Quarkyonic Effective Field Theory, Quark-Nucleon Duality and Ghosts

TL;DR

This paper develops an effective field theory for quarkyonic matter that incorporates quark, nucleon, and ghost fields to address over-counting issues, enabling a unified description of nucleonic matter and quark-nucleon duality.

Contribution

It introduces a novel field theoretical framework that includes ghost fields to reconcile quark and nucleon degrees of freedom in quarkyonic matter.

Findings

The theory reproduces nucleonic matter phenomenology.

It allows for chiral symmetry restoration.

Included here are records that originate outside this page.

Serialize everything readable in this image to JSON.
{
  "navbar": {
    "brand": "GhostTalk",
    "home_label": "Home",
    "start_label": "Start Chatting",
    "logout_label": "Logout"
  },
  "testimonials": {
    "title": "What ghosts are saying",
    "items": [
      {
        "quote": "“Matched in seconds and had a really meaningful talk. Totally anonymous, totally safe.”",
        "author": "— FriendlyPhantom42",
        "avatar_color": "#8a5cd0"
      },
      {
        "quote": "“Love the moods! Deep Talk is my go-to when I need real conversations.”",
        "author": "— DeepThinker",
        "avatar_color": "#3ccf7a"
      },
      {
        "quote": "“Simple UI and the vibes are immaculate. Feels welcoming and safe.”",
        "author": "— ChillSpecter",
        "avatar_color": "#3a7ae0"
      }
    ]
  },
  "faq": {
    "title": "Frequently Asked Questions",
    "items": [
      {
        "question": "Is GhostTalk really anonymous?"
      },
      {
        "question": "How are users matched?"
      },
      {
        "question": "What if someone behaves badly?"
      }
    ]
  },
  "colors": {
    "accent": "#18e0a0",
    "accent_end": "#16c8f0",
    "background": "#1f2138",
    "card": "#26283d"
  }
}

It demonstrates quark-nucleon duality through ghost fields.

Abstract

We present a field theoretical description of quarkyonic matter consisting of quark, nucleon and ghost fields coupling to mesonic degrees of freedom. The ghosts are present to cancel over-counting of nucleon states that are Pauli blocked by the quark Fermi sea. Such a theory becomes an effective field theory of nucleons at low baryon density, and as such will reproduce nucleonic matter phenomenology. This theory can accommodate chiral symmetry restoration and the dynamical generation of a shell of nucleons at the Fermi surface. It is valid for finite temperature and density. In such a theory, quark-nucleon duality is accomplished by inclusion of ghost fields so that the nucleons extra degrees of freedom, that are beyond those of quarks, are compensated by the ghost fields.